Ask open-ended questions then look expectantly around the room. If you normally tell people what to do, there may be silence for a while because people are not used to you allowing them to think. The more what and how questions you ask, the more actively engaged your participants will be, the more innovative approaches will get created, and the more you will need to listen and discern the right approach instead of telling your ideas or actions.
4. USE ‘COULD’ TO OPEN POSSIBILITIES
How and what questions become really powerful when you take should out of the dialogue.

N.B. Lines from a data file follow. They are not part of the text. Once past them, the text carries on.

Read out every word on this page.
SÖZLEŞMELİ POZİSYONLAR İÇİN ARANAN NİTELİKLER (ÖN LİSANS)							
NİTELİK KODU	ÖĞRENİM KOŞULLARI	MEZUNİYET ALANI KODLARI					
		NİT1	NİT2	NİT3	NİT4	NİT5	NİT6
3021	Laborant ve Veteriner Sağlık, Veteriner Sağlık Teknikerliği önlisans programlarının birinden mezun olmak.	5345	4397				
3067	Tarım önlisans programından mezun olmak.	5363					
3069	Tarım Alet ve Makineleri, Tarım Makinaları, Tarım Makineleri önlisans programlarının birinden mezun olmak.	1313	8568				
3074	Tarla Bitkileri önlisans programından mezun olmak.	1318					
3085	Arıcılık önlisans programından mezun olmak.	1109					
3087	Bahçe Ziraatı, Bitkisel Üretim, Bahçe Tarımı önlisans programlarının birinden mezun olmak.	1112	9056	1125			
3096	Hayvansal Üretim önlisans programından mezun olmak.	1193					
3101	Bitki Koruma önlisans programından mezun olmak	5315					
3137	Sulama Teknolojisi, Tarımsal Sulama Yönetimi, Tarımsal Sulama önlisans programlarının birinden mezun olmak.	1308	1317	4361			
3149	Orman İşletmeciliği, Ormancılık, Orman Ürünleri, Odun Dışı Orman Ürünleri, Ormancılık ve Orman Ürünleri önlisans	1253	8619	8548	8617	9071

Include a conversation on should and could – opening up possibilities versus shutting down possibilities.
5. WHAT COULD/HOW COULD
Could/How questions open up amazing possibilities for innovation. “How could we solve this quality issue?” Or push the brain to engage more with “What could we do to immediately affect occupancy?” Allow your participants to explore unique solutions of hybrids of ideas. Allow them to engage and build on top of others’ ideas. We call this layering. Everyone becomes responsible for an idea when it gets created together.
PRO TIP: USE THE MODIFER ‘A LITTLE’ TO OPEN UP THE CONVERSATION
Use this modifier if people are afraid of you or intimidated by you. When you say, “I’m angry about this!”, people lose the ability to respond and become more defensive. Instead, add a softener, “I’m a little angry about this!” People can still respond and can actually hear you. It will engage people more for conversation. Here at Learn2, we are all about effectiveness. “A little…” makes you more effective.